O texto é construído a partir dos caminhos e descaminhos da investigação empírica, estratégia que, aliada à competência do autor, acaba por produzir uma síntese bem-sucedida entre a análise das fontes e as formulações teórico-metodológicas, cujo referencial básico é, "por formação, teimosia e opção política" (pág. 9), a história social. Além disso, a análise é profundamente marcada pelo constante e frutífero diálogo com a produção historiográfica especializada, sobretudo a norte-americana. Quanto à narrativa das histórias que compõem o livro, deve-se registrar ainda que, sem comprometer a especificidade da linguagem do historiador, esta se desenrola inspirada no tom irônico e delicioso do mais autêntico e refinado estilo machadiano, garantindo-se, assim, uma leitura extremamente prazerosa.
O eixo fundamental da análise de Challoub, nos dois primeiros capítulos, situa-se em torno de duas questões básicas. De um lado, as estratégias de intervenção sobre os cortiços -cujas definições extremamente abrangentes e difusas acabam por identificá-los aos variados tipos de habitações populares-, fundamentadas na ideologia da higiene e "legitimadas" pela associação classes pobres/classes perigosas. Consenso e divergência, alianças e confrontos são os referenciais-chave para análise das formulações teóricas e das tentativas de implementação de tais estratégias. De outro, as diferenças entre os significados sociais da febre amarela, construídos e difundidos nos anos 1850, e as percepções sociais da mesma doença, reconstruídas nos anos 1870, cuja compreensão remete necessariamente "para a história das transformações nas políticas de dominação e nas ideologias raciais do Brasil do século 19" (pág. 8).

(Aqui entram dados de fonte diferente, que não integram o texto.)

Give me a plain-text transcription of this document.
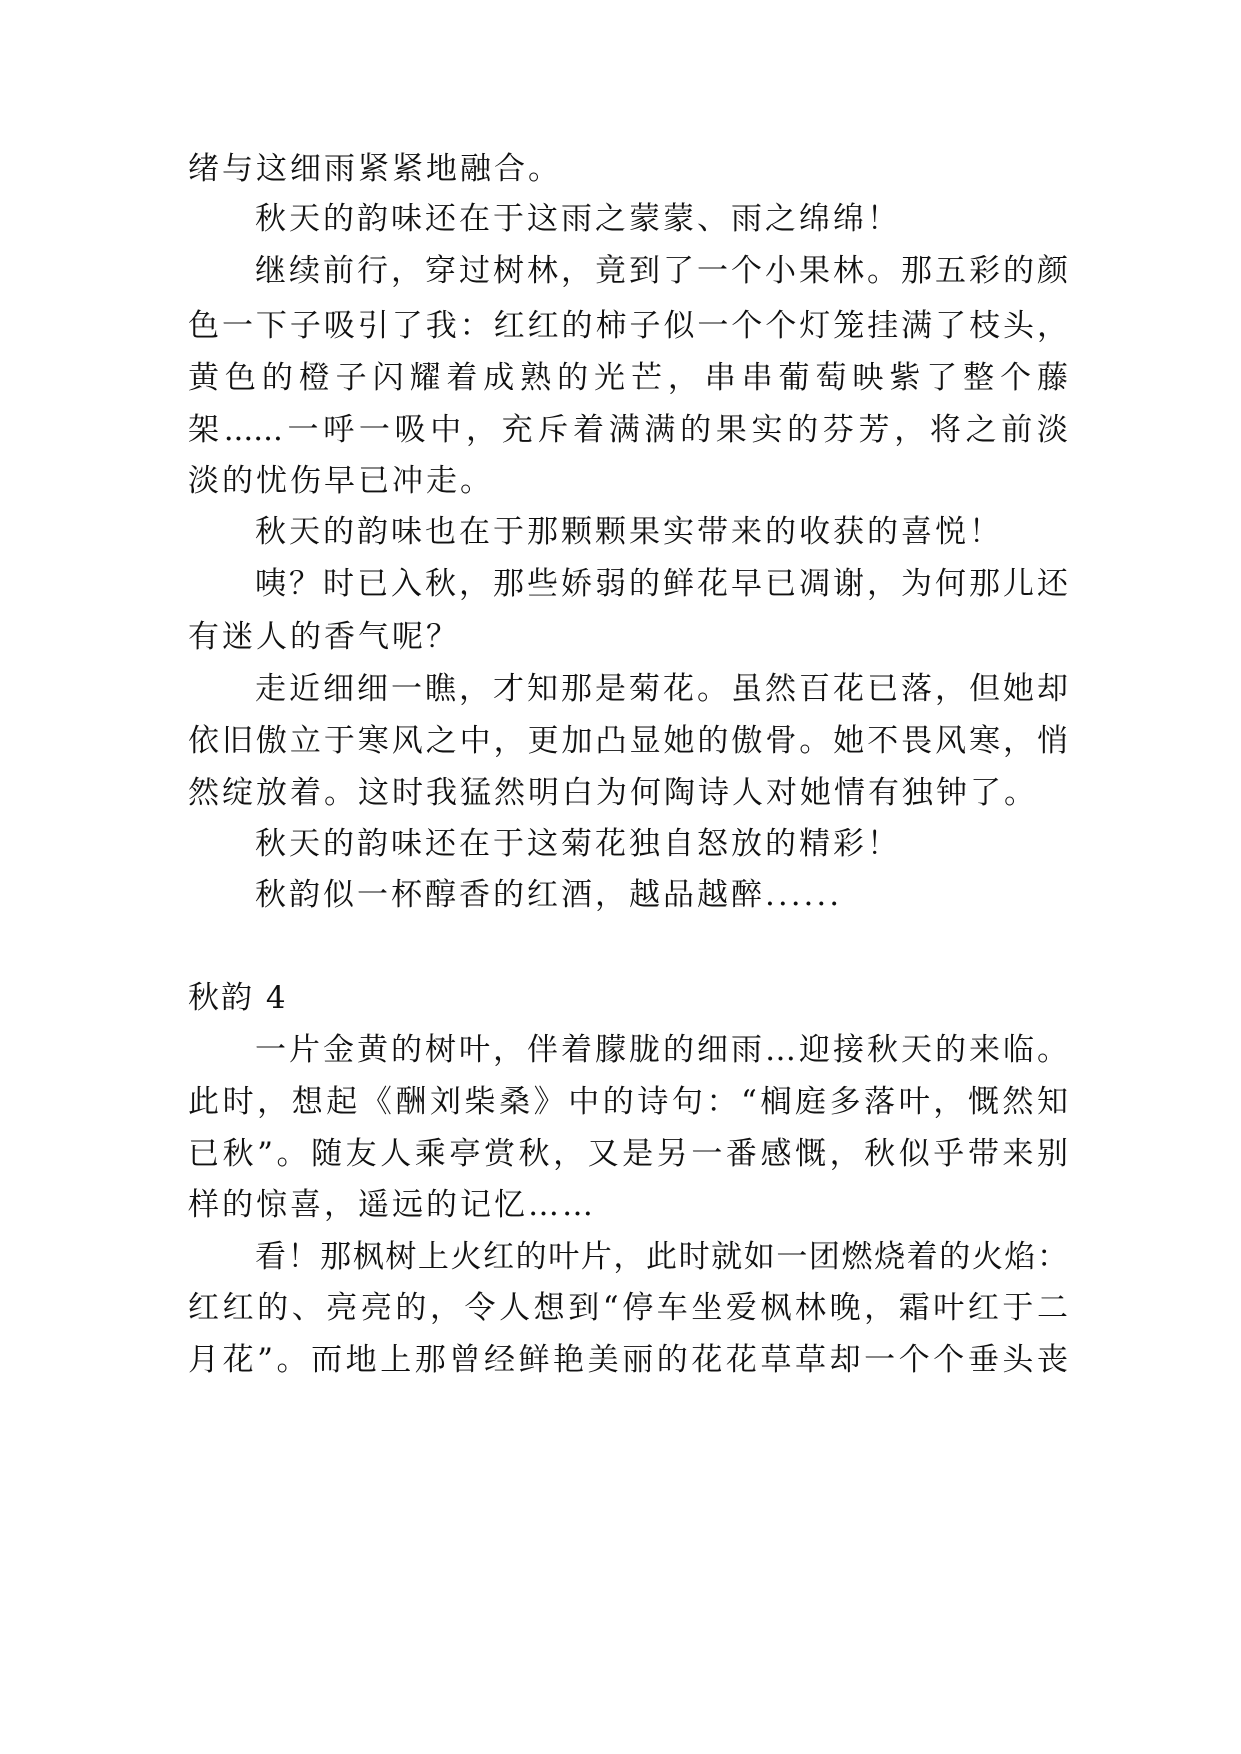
绪与这细雨紧紧地融合。
秋天的韵味还在于这雨之蒙蒙、雨之绵绵！
继续前行，穿过树林，竟到了一个小果林。那五彩的颜
色一下子吸引了我：红红的柿子似一个个灯笼挂满了枝头，
黄色的橙子闪耀着成熟的光芒，串串葡萄映紫了整个藤
架......一呼一吸中，充斥着满满的果实的芬芳，将之前淡
淡的忧伤早已冲走。
秋天的韵味也在于那颗颗果实带来的收获的喜悦！
咦？时已入秋，那些娇弱的鲜花早已凋谢，为何那儿还
有迷人的香气呢？
走近细细一瞧，才知那是菊花。虽然百花已落，但她却
依旧傲立于寒风之中，更加凸显她的傲骨。她不畏风寒，悄
然绽放着。这时我猛然明白为何陶诗人对她情有独钟了。
秋天的韵味还在于这菊花独自怒放的精彩！
秋韵似一杯醇香的红酒，越品越醉......
秋韵 4
一片金黄的树叶，伴着朦胧的细雨…迎接秋天的来临。
此时，想起《酬刘柴桑》中的诗句：“榈庭多落叶，慨然知
已秋”。随友人乘亭赏秋，又是另一番感慨，秋似乎带来别
样的惊喜，遥远的记忆……
看！那枫树上火红的叶片，此时就如一团燃烧着的火焰：
红红的、亮亮的，令人想到“停车坐爱枫林晚，霜叶红于二
月花”。而地上那曾经鲜艳美丽的花花草草却一个个垂头丧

No último capítulo, o autor tece uma história do serviço de vacinação -criado na cidade do Rio em 1804- no entrelaçamento de outras histórias, que falam das vivências dos habitantes da cidade em relação às práticas de vacinação, de "aspectos das concepções populares sobre doença e cura" (pág. 10), enfim, de uma cultura "vacinophobica" que se constitui e se consolida durante todo o 19, entre vastos segmentos da população urbana.
Os caminhos escolhidos por Sidney Challoub para abordar a história da varíola e da vacina antivariólica representam uma contribuição decisiva para a compreensão da Revolta da Vacina ocorrida na cidade do Rio em 1904. Trata-se de um redimensionamento radical dos enfoques das lutas populares, que nelas identificam apenas os aspectos que traduzem a "reação/resistência/negação", desprezando os indícios reveladores da "ação/afirmação". Trata-se, ainda, de um profundo questionamento das análises que, adotando a perspectiva de hierarquização dos saberes, desqualificam completamente os saberes e práticas populares -associados à ignorância, recusando às práticas culturais e políticas autônomas construídas e reproduzidas pelas classes trabalhadoras um lugar na história. Acompanhar os passos de Sidney Challoub no desvendamento da "Cidade Febril" nos conduz a reflexões fundamentais que traduzem de forma necessariamente indissociável as amarguras do ofício e as angústias do tempo presente.